ESPN's Mayne masters dry humor

By John Fay
The Cincinnati Enquirer

        Kenny Mayne likes getting out of the office. “But I'd rather not do five cities in five days,” Mayne said. He was in Cincinnati Thursday as the fourth stop on his season-opening, five-city baseball tour.

        Mayne, one of ESPN's top talents, was out to get the goofy, off-beat stories.

        “We're not doing batting percentage with runners in scoring position,” he said. “We've got other people who do that better. We're doing stories about what it's like to be at the ballpark on Opening Day.”

        Since Mayne got to Cincinnati three days after Opening Day, he had to figure out something else.

        “What we're doing is complete farce,” he said. “Dmitri Young is hitting .462, so we're doing his quest to hit .400.”

        Young played along, as did Marty Brennanman and a couple of Pittsburgh Pirates. ESPN spliced it together with some old footage of George Brett and Tony Gwynn talking about hitting .400. The result was a piece that poked fun at the way networks like ESPN over-hype stories.

        Not cutting-edge journalism, but it was funny. It was the kind of thing Mayne, whose sense of humor is as dry as they come, can pull off.

        If I were running ESPN, Mayne would still be in the prime anchor spot on SportsCenter with Dan Patrick. Mayne's humor might be lost on some people, but he is the rare ESPN talking head who is funny without being overbearing.

        The tour let him use that talent.

        “I got in this because I wanted to write,” he said. “It didn't matter if it was newspapers, magazines or TV. On SportsCenter you're kind of limited to Team A beats Team B.”

        Mayne started the trip in New York for a Yankees-Kansas City game.

        “Everyone was exclaiming the Yankees,” he said. “We did it from the Kansas City perspective.”
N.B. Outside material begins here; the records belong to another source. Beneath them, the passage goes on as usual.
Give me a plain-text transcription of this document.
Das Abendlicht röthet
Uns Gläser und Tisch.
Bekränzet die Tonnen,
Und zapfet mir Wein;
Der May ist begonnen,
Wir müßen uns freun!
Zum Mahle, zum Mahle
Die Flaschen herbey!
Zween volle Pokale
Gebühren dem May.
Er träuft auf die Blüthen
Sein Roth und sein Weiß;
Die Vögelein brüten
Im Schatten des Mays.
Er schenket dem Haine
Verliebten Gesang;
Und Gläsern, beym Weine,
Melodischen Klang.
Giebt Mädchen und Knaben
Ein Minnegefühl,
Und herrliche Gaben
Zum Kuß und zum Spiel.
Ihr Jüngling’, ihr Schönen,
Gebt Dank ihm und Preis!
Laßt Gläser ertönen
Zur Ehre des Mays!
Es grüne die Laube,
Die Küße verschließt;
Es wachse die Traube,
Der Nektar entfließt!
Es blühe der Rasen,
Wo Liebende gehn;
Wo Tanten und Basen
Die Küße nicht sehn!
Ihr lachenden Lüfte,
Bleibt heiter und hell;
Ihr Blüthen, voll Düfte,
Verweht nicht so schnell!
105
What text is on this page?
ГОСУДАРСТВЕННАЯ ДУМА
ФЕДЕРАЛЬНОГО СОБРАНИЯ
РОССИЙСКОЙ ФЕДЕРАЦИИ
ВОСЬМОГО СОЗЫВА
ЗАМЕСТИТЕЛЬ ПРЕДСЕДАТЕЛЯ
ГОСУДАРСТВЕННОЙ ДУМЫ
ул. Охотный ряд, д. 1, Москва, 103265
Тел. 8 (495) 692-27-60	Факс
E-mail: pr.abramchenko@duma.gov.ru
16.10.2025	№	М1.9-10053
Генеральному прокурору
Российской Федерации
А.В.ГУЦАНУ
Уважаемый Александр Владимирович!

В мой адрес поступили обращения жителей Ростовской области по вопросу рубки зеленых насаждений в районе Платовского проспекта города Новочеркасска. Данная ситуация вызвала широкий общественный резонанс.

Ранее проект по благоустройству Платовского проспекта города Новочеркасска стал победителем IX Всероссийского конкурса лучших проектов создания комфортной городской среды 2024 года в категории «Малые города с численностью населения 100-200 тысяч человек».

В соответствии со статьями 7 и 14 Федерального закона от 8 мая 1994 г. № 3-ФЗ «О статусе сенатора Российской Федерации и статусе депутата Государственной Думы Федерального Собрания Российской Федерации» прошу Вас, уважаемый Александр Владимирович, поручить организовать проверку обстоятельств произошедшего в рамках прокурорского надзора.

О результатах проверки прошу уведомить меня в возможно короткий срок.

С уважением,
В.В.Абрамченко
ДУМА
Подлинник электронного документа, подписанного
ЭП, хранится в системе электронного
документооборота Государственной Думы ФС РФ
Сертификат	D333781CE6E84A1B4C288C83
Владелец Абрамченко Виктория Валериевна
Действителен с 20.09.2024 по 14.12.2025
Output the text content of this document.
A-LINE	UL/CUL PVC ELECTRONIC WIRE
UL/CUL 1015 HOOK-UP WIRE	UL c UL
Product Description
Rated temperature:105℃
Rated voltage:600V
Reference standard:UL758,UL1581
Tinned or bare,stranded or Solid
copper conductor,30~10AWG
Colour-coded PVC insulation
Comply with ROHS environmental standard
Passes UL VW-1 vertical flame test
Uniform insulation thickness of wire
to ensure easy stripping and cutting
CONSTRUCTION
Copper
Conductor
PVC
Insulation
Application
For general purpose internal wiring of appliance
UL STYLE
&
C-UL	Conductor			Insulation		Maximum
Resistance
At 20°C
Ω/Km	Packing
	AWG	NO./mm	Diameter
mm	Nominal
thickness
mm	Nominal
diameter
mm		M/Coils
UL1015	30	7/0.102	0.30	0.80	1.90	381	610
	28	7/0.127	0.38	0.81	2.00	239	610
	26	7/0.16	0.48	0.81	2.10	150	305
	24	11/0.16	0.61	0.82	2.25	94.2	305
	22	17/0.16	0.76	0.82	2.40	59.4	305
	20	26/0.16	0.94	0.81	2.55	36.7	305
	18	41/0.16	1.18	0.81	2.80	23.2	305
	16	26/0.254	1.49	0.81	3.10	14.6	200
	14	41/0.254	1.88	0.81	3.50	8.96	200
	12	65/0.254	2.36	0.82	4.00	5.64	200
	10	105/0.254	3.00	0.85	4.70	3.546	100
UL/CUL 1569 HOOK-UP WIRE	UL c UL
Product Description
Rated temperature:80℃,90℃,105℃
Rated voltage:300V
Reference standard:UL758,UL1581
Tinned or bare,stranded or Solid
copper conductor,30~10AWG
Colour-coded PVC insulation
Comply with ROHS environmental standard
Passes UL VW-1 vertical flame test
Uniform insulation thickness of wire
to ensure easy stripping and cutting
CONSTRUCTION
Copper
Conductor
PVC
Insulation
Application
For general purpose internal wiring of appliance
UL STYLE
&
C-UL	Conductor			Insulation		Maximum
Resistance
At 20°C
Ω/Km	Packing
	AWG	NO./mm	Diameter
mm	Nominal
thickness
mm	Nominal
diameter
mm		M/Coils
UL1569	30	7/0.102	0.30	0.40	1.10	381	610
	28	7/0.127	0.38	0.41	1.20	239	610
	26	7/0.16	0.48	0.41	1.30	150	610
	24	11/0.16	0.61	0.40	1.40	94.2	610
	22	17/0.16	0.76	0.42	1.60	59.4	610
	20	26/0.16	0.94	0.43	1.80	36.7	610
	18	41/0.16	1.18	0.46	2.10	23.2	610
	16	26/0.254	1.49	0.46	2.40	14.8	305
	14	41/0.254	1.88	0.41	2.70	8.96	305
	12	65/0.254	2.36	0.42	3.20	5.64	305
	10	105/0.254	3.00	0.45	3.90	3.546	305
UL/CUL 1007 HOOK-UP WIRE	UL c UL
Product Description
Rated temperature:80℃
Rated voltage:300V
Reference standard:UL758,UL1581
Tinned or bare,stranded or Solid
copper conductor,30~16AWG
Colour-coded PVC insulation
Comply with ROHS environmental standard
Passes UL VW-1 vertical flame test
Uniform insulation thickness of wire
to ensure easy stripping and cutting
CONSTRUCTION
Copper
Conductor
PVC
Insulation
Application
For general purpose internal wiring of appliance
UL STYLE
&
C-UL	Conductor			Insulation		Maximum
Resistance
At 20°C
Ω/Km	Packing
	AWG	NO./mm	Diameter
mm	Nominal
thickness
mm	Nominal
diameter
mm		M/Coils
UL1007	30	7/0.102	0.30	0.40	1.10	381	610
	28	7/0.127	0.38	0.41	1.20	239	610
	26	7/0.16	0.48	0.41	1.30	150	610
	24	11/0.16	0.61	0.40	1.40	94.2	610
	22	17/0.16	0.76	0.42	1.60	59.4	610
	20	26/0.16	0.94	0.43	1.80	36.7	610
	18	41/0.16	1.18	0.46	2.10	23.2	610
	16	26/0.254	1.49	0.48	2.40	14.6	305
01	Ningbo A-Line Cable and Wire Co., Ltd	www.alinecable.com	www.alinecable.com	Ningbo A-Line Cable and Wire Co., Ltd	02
        Next was Minnesota at Detroit.

        “Two more downtrodden teams,” Mayne said.

        His story was that Minnesota needed to hit more runs and Detroit had to hit better with the bases loaded. Again, he got the players and coaches to play along.

        He went to Chicago next for the Cubs-Expos.

        “We did a day at Wrigley,” he said. “That's been done 100 times. We did the 101st.”

        After Cincinnati, Mayne and company headed for Boston.

        “Then we drive home,” he said. “I'll be glad to get back. My wife and two little babies are at home.”

        KUDOS CORNER: WCKY-AM (1360) HOMER's Lance McAlister continues to show he's the hardest-working talk show host in town. Wednesday night, Donnie Sadler dived for a ball in left field, allowing the tying run to score. Reds manager Bob Boone said Sadler should not have dived.

        McAlister had this stat Thursday: It was Sadler's fourth career game in left. McAlister does this kind of thing all the time.

        NO FREE GAMES: Major League Baseball is charging $9.95 this year for a subscription to listen to games over the Internet. The service used to be free.

        Radio stations, including Reds flagship WLW-AM (700), aren't happy with this.

        “We'd much rather have it free,” said Darryl Parks, AM operation manager for Clear Channel here. “But it's not our decision.”

        Parks said the Reds have a big following on the Internet. A lot of listenership comes from people in downtown office buildings, where AM reception is bad.

        PARTING SHOT: It was pretty lame of CBS to keep shrinking the screen to run statistics during the NCAA men's basketball championship game when no other games were going on. It obviously was being run to fill sponsorship obligations.